Love does not live here any more

Dominic Xavier's illustration A woman slits her husband's finger, another one goes for a more delicate organ. A man stubs out cigarettes on his girlfriend's thighs or bites off an ear lobe.

Love hurts. More than we can imagine. A sudden whiplash in the silence. And fire. Leaping flames become the eloquent testimony of anger, unquenched passion, vengeance.

Love does not live here anymore. And the ashen remains bespeak not of its death, but of the potency of another, more dangerous emotion.

Obsession. The tornado that gives wind a bad name.

With a reputation that lies near his feet in smithereens and the loss of everything, including sometimes his sanity, what martyrdom can an obsessed love hope to earn?

It is in this inherent contradiction that you and I lose ourselves while the obsessed person finds his identity.

Killing for love does not take into consideration what is being killed -- the victim often is the very object of love.

Teenagers have been set on fire by young men whose advances they have spurned. What kind of obsession is it that turns a common eve-teaser into a killer and, therefore, an important enough individual to take note of?

Although we find the act gruesome, there is a part of us that identifies the criminal as the victim. Probably because we all have in us a lethal desire, however nebulous it be. In Camus' words, "All normal people... had more or less desired the death of those they loved, at some time or another."

There can be little doubt that, had the attempted murder been unsuccessful, the obsessed person have suffered a great amount of guilt.

There was the amazing case a few years ago of a 40-year-old man who tried to rape a woman who worked in the beauty parlor he owned. When she resisted his moves, he attempted to stab her. She managed to flee to the police station. When she returned with the cops, they found him lying in a pool of blood -- he had stabbed himself.

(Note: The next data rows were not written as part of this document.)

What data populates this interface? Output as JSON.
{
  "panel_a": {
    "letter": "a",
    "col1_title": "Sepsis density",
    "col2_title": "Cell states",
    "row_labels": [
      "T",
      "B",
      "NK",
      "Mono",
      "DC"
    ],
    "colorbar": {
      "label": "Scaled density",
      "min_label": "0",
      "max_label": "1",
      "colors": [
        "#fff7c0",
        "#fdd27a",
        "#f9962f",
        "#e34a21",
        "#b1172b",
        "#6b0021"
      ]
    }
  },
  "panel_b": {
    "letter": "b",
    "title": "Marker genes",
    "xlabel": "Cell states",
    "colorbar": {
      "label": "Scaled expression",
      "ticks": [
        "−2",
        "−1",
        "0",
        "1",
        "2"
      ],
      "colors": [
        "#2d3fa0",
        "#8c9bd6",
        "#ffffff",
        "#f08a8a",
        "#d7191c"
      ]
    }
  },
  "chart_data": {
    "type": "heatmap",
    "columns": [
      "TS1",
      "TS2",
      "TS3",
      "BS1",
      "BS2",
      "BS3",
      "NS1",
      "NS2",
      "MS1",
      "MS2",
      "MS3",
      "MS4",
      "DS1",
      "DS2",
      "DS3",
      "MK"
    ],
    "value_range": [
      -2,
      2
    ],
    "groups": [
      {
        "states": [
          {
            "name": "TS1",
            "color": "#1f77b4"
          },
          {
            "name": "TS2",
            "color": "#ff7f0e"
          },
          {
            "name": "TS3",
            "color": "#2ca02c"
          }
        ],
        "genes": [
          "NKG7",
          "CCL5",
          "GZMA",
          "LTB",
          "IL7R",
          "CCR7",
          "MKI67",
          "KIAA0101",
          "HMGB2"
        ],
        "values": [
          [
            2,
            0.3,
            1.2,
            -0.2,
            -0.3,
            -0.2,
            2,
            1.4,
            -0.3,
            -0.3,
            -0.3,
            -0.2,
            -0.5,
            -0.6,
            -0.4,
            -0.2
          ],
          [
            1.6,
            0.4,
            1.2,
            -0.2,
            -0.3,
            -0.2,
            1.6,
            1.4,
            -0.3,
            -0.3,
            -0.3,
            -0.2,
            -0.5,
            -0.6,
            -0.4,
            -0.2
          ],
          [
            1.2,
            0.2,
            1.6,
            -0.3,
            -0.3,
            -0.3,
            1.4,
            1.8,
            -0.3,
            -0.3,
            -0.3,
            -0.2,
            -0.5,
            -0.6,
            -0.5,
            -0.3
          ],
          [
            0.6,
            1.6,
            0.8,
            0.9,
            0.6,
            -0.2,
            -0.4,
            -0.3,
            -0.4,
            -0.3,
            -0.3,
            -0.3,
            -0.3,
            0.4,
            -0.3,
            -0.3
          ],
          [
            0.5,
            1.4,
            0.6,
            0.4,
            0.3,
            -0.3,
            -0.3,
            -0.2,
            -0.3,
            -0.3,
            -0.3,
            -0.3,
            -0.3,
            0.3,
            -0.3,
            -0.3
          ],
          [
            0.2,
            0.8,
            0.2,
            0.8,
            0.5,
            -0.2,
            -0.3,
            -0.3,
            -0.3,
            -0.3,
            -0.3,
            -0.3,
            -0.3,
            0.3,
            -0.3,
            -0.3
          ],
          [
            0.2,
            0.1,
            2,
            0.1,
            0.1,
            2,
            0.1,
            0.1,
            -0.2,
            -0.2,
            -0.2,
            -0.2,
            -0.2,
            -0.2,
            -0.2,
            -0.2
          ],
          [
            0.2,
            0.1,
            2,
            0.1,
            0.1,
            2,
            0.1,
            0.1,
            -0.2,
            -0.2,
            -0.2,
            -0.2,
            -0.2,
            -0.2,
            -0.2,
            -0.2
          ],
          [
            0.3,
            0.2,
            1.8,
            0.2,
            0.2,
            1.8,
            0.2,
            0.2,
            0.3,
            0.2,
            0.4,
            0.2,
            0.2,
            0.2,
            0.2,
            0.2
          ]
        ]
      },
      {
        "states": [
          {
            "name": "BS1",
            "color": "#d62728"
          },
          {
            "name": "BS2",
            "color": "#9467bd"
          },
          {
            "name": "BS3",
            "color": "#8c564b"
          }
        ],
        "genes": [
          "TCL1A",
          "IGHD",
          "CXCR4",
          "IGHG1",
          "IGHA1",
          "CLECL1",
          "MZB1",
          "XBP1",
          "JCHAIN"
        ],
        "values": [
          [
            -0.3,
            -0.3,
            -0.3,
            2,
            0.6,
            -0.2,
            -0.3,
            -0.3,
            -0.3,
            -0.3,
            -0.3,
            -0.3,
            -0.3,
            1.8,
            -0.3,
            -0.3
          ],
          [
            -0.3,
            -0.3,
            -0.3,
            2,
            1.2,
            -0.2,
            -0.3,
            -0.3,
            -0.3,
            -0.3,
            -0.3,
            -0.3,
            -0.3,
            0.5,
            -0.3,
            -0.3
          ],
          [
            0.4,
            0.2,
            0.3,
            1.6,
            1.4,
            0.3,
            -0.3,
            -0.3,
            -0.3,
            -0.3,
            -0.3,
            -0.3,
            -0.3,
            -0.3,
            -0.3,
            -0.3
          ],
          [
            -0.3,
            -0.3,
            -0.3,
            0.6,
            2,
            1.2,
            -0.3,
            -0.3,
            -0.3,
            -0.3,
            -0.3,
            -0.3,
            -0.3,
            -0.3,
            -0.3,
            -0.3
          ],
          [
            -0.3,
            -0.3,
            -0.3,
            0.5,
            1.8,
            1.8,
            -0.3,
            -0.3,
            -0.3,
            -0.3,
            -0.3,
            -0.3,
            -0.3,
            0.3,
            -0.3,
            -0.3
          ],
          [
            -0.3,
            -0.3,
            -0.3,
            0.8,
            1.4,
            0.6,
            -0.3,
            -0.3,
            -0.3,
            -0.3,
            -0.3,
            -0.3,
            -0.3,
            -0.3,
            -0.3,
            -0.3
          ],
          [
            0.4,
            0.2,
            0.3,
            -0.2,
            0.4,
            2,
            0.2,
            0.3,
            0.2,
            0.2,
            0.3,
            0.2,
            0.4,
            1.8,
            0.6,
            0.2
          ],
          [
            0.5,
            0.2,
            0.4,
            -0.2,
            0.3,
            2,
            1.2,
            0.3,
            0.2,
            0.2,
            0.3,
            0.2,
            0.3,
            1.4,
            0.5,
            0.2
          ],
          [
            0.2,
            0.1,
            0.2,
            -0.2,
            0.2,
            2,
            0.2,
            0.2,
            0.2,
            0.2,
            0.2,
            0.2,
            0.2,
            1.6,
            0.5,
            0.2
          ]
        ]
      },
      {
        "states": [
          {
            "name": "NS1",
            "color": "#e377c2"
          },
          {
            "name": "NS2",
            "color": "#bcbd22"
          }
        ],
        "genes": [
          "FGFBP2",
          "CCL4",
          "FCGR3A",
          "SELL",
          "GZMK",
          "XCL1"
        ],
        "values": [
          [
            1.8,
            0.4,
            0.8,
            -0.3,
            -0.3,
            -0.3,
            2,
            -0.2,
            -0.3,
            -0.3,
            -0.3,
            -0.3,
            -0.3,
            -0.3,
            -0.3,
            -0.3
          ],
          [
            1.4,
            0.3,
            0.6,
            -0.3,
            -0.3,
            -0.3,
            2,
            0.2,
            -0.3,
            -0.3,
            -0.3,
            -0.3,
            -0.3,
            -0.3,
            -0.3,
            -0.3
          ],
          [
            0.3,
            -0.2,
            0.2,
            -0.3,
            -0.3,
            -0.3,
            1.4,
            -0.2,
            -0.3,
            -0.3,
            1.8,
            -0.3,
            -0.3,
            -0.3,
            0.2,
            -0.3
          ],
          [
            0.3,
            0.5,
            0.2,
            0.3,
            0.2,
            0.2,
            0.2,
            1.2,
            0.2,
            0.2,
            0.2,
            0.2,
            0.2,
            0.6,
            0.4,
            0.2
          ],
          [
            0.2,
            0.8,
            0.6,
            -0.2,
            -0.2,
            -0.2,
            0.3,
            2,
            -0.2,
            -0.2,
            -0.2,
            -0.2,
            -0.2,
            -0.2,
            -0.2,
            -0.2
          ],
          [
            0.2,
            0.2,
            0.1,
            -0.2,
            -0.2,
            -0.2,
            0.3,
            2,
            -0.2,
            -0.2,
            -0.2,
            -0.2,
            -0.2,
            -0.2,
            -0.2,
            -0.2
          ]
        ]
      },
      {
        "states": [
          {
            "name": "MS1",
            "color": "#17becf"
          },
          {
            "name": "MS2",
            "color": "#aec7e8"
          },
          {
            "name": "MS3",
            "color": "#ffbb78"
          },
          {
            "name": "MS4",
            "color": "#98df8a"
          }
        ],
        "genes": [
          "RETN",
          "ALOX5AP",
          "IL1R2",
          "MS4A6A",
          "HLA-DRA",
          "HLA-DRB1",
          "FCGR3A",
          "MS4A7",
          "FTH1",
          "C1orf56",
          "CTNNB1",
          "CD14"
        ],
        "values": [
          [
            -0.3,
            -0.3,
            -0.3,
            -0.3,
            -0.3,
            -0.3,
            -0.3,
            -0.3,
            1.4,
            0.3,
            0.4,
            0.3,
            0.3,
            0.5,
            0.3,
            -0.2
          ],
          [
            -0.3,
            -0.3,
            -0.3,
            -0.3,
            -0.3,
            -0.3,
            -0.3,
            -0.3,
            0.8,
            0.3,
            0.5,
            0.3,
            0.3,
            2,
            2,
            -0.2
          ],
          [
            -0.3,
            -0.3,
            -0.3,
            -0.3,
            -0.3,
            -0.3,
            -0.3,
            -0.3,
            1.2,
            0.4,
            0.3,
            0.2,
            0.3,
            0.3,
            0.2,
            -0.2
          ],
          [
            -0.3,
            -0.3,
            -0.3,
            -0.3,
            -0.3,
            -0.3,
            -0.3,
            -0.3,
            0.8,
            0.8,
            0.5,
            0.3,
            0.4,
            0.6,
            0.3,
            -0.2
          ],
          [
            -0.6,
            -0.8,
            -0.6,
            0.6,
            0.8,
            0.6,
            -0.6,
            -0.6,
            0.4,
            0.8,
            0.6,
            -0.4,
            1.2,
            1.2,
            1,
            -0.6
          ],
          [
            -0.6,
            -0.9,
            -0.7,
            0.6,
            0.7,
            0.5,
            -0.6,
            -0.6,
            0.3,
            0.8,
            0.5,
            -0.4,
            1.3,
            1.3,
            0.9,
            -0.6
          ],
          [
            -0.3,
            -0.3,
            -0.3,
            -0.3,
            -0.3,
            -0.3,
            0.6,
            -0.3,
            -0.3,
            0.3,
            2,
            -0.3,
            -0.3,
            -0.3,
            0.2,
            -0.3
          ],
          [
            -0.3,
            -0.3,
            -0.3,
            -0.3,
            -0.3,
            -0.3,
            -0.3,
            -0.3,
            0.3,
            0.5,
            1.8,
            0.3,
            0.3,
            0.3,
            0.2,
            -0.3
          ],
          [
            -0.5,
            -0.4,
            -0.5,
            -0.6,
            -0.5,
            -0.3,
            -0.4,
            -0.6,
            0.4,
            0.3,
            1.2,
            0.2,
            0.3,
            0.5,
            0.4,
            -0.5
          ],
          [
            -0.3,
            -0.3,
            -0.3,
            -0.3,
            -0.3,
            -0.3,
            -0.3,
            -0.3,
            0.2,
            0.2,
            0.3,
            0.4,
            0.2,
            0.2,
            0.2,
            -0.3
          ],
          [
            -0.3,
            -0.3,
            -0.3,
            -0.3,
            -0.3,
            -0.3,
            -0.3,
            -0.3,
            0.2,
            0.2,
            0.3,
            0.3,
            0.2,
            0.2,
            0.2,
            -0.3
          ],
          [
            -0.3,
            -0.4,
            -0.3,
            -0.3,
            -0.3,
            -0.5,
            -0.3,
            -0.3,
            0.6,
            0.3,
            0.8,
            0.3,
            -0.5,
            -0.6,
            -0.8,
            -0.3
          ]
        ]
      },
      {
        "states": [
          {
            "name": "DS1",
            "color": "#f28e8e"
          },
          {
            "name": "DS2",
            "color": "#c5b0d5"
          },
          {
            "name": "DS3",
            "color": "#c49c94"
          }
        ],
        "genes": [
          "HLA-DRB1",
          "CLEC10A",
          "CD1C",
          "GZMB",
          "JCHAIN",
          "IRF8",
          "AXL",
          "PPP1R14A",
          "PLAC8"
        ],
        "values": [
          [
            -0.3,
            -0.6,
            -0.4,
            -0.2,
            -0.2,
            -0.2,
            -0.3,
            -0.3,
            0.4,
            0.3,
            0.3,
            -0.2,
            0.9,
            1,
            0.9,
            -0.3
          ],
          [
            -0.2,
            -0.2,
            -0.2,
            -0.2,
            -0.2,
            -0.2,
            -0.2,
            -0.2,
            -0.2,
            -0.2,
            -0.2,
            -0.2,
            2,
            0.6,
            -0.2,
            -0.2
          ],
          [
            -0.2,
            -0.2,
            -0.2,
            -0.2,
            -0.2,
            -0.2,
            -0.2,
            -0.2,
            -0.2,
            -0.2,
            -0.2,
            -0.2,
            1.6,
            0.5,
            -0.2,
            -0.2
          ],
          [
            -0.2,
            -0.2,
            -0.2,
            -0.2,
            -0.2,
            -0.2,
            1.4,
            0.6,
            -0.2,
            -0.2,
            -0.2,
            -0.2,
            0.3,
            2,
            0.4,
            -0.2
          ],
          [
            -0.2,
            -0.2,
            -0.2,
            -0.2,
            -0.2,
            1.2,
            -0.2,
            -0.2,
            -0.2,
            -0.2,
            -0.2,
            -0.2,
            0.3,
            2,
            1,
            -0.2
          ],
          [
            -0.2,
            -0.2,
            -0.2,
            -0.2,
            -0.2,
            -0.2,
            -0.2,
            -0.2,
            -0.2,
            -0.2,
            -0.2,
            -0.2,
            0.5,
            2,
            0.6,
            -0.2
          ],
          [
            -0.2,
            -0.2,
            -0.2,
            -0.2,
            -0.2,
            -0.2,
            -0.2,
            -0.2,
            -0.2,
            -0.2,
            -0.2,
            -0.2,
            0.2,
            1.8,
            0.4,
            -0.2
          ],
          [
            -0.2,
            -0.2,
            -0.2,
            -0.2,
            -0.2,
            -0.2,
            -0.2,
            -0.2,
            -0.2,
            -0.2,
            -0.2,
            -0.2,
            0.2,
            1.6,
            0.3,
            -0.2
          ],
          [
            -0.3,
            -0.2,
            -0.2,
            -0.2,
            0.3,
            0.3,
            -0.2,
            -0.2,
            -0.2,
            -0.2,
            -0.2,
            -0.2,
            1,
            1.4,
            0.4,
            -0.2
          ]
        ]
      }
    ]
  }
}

The psychological opinion is that overpossessiveness is love gone haywire. It is often merely a split second when positive feelings turn negative. In the attempted rape case, the man probably stabbed himself because he was ashamed at having lost control.

Not all crimes of passion are impulsive. Some are well planned out. Like the killing of the young girl in Bombay who was dragged from the examination centre, doused with kerosene and set afire. It was almost an act of epic proportions. The boy in question later committed suicide. He probably could not cope with his own creation.

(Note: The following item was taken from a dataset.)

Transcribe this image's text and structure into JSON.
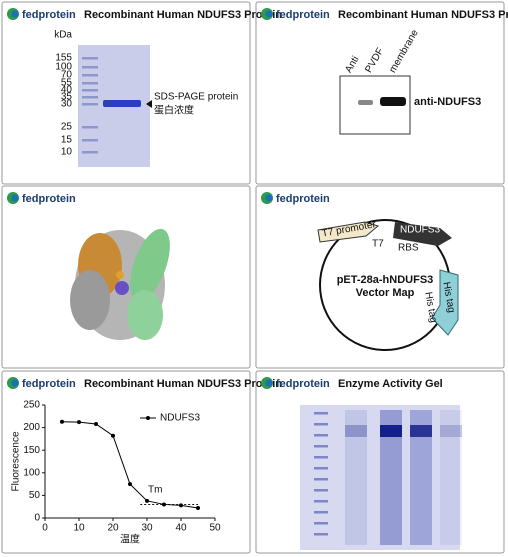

While common folks like us just wallow in the rosy feeling, love sometimes becomes a bondage. The object of adoration, though a mere object, does succeed in taking away a large part of ourselves. And if there is no reciprocity, there is a complete breakdown.

I know I am sounding far too sympathetic towards those who deserve no such thing. We do read about how the mother of one such girl now tries to alleviate the problems of those who suffer atrocities. It is a natural progression, but it probably constantly reminds her of her own tragedy.

Among the many reasons attributed to such deviant behaviour is the expectation of maintaining the status quo and the alienation following a failure to do so.

And, in all this, love becomes just another word to be conjugated, and mauled at will.